Papa aos jovens acolhidos no Centro Social de Braga: não tenham medo da revolução da ternura

A obra fundada pelo padre David de Oliveira Martins em 1958, tem mais de 70 casas destinadas aos pobres, e não somente ajuda a resolver um problema de moradia, mas acima de tudo busca superar uma das causas do surgimento dos orfanatrófios. Aos jovens e crianças ali acolhidos, que o Papa Francisco dirigiu umencorajamento na manhã deste sábado. acolhidos.

Manoel Tavares – Cidade do Vaticano

O Papa Francisco encontrou na manhã deste sábado, 28, na antecâmara da Sala Paulo VI, no Vaticano, cerca de 60 jovens do Centro Social Padre David de Oliveira Martins, de Braga, Portugal.

Trata-se de uma Instituição de Solidariedade Social fundada no início dos anos 50 com o objetivo de dar proteção e abrigo às crianças órfãs, pobres e abandonadas, como também de dar assistência aos idosos nos últimos anos de vida.

Em sua saudação aos membros do Centro Social de Braga, o Papa expressou seu apreço por esta bela e maravilhosa dádiva de Deus. Esta Instituição, disse, é fruto, sobretudo, das ofertas do povo simples e generoso, em resposta ao apelo do Padre David de Oliveira Martins. E acrescentou:

Deus concedeu-lhe a graça de tocar o coração dos pobres e humildes, desencadeando uma revolução de ternura, sob o lema «As crianças do Padre David!». De Roma, levai um abraço meu para os assistidos e os assistentes da Instituição nas suas diversas valências ao serviço da infância, da juventude, dos pobres e dos idosos. Como embaixadores do amor que tendes à Igreja e do bem que me quereis, enviastes os mais pequeninos”.
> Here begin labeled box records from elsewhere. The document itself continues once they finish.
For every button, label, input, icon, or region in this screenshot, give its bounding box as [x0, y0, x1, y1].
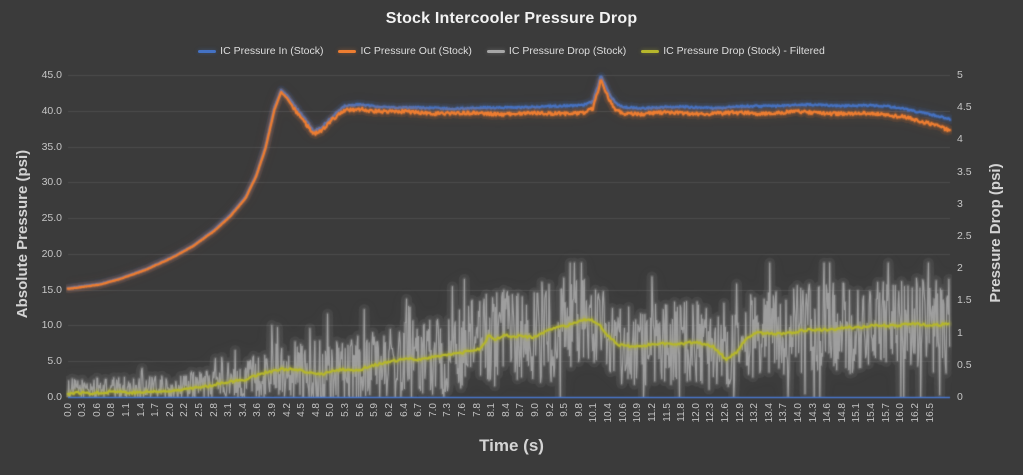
left-axis-tick-label: 5.0 [47, 355, 62, 368]
x-axis-tick-label: 14.3 [807, 403, 819, 423]
x-axis-tick-label: 11.8 [676, 403, 688, 422]
legend-item-3: IC Pressure Drop (Stock) [486, 45, 627, 57]
left-axis-tick-label: 30.0 [41, 176, 62, 189]
x-axis-tick-label: 5.3 [340, 403, 352, 417]
x-axis-tick-label: 0.3 [77, 403, 89, 417]
right-axis-tick-label: 1.5 [957, 294, 972, 307]
right-axis-tick-label: 5 [957, 69, 963, 81]
left-axis-tick-label: 45.0 [41, 69, 62, 81]
x-axis-tick-label: 7.8 [471, 403, 483, 417]
x-axis-tick-label: 7.0 [427, 403, 439, 417]
right-axis-tick-label: 4 [957, 133, 963, 146]
x-axis-tick-label: 10.6 [617, 403, 629, 423]
x-axis-tick-label: 4.8 [310, 403, 322, 417]
x-axis-tick-label: 5.0 [325, 403, 337, 417]
x-axis-tick-label: 14.8 [836, 403, 848, 423]
right-axis-tick-label: 3 [957, 197, 963, 210]
x-axis-tick-label: 12.3 [705, 403, 717, 423]
x-axis-tick-label: 9.8 [573, 403, 585, 417]
x-axis-tick-label: 2.8 [208, 403, 220, 417]
left-axis-tick-label: 40.0 [41, 104, 62, 117]
left-axis-tick-label: 15.0 [41, 283, 62, 296]
x-axis-tick-label: 6.4 [398, 403, 410, 417]
x-axis-tick-label: 16.2 [909, 403, 921, 423]
x-axis-tick-label: 15.1 [851, 403, 863, 423]
left-axis-tick-label: 10.0 [41, 319, 62, 332]
x-axis-tick-label: 10.9 [632, 403, 644, 423]
x-axis-tick-label: 4.5 [296, 403, 308, 417]
legend-line-swatch [338, 49, 357, 53]
x-axis-tick-label: 13.4 [763, 403, 775, 423]
x-axis-tick-label: 14.0 [793, 403, 804, 423]
right-axis-tick-label: 1 [957, 326, 963, 339]
x-axis-tick-label: 6.2 [383, 403, 395, 417]
x-axis-tick-label: 6.7 [413, 403, 425, 417]
left-axis-title: Absolute Pressure (psi) [14, 149, 31, 319]
x-axis-tick-label: 11.5 [661, 403, 673, 422]
left-axis-tick-label: 0.0 [47, 391, 62, 403]
x-axis-tick-label: 3.4 [237, 403, 249, 417]
x-axis-tick-label: 5.6 [354, 403, 366, 417]
x-axis-tick-label: 16.0 [895, 403, 907, 423]
x-axis-tick-label: 0.6 [91, 403, 103, 417]
chart-title: Stock Intercooler Pressure Drop [385, 10, 638, 27]
x-axis-tick-label: 1.4 [135, 403, 147, 417]
legend: IC Pressure In (Stock) IC Pressure Out (S… [0, 44, 1023, 58]
x-axis-tick-label: 12.9 [734, 403, 746, 423]
x-axis-tick-label: 14.6 [822, 403, 834, 423]
right-axis-tick-label: 2.5 [957, 230, 972, 242]
right-axis-tick-label: 2 [957, 262, 963, 275]
x-axis-tick-label: 8.7 [515, 403, 527, 417]
legend-label: IC Pressure Drop (Stock) - Filtered [663, 45, 825, 57]
x-axis-title: Time (s) [479, 436, 544, 455]
legend-line-swatch [198, 49, 217, 53]
x-axis-tick-label: 7.3 [442, 403, 454, 417]
x-axis-tick-label: 9.5 [559, 403, 571, 417]
x-axis-tick-label: 2.2 [179, 403, 191, 417]
legend-label: IC Pressure In (Stock) [220, 45, 324, 57]
right-axis-tick-label: 0.5 [957, 358, 972, 371]
x-axis-tick-label: 0.0 [62, 403, 74, 417]
x-axis-tick-label: 15.7 [880, 403, 892, 423]
x-axis-tick-label: 13.7 [778, 403, 790, 423]
left-axis-tick-label: 20.0 [41, 247, 62, 260]
right-axis-tick-label: 3.5 [957, 165, 972, 178]
x-axis-tick-label: 11.2 [646, 403, 658, 422]
x-axis-tick-label: 2.5 [193, 403, 205, 417]
right-axis-tick-label: 4.5 [957, 101, 972, 114]
left-axis-tick-label: 25.0 [41, 212, 62, 225]
x-axis-tick-label: 10.1 [588, 403, 600, 423]
x-axis-tick-label: 9.2 [544, 403, 556, 417]
x-axis-tick-label: 5.9 [369, 403, 381, 417]
x-axis-tick-label: 10.4 [603, 403, 615, 423]
x-axis-tick-label: 8.1 [486, 403, 498, 417]
legend-label: IC Pressure Drop (Stock) [508, 45, 627, 57]
legend-item-1: IC Pressure In (Stock) [198, 45, 323, 57]
x-axis-tick-label: 3.1 [223, 403, 235, 417]
left-axis-tick-label: 35.0 [41, 140, 62, 153]
legend-label: IC Pressure Out (Stock) [360, 45, 472, 57]
legend-item-2: IC Pressure Out (Stock) [338, 45, 472, 57]
x-axis-tick-label: 13.2 [749, 403, 761, 423]
legend-line-swatch [641, 49, 660, 53]
x-axis-tick-label: 4.2 [281, 403, 293, 417]
x-axis-tick-label: 9.0 [530, 403, 542, 417]
x-axis-tick-label: 7.6 [456, 403, 468, 417]
x-axis-tick-label: 1.7 [150, 403, 162, 417]
x-axis-tick-label: 3.9 [267, 403, 279, 417]
x-axis-tick-label: 15.4 [866, 403, 878, 423]
right-axis-tick-label: 0 [957, 391, 963, 403]
x-axis-tick-label: 12.6 [719, 403, 731, 423]
x-axis-tick-label: 3.6 [252, 403, 264, 417]
x-axis-tick-label: 12.0 [690, 403, 702, 423]
x-axis-tick-label: 8.4 [500, 403, 512, 417]
legend-line-swatch [486, 49, 505, 53]
x-axis-tick-label: 0.8 [106, 403, 118, 417]
x-axis-tick-label: 16.5 [924, 403, 936, 423]
x-axis-tick-label: 1.1 [120, 403, 132, 417]
x-axis-tick-label: 2.0 [164, 403, 176, 417]
legend-item-4: IC Pressure Drop (Stock) - Filtered [641, 45, 825, 57]
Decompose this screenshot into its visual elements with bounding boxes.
Esta atividade social, frisou o Pontífice, leva seus membros a olhar juntos ao futuro, não sozinhos, mas com Cristo. E explicou:

Vós sois de Cristo! É o sentido profundo da vossa história até ao dia de hoje, mas é sobretudo a chave para enfrentar o futuro. Sede sempre de Cristo na oração, no cuidado dos seus irmãos mais pequeninos. Não tenhais medo de participar na revolução a que Ele vos chama: a revolução da ternura. Cristo caminha convosco e vos guiará”.

Francisco concluiu sua saudação aos presentes, assegurando a todos e a cada um, em particular, a sua afetuosa solidariedade. E os exortou: “Nunca deixem que o passado determine a sua vida. Olhem sempre para frente. Trabalhem e lutem para atingir sua meta. Que ninguém jamais se sinta sozinho, mas seja próximo do mais necessitado. Sejam, portadores de misericórdia, ternura e amor”.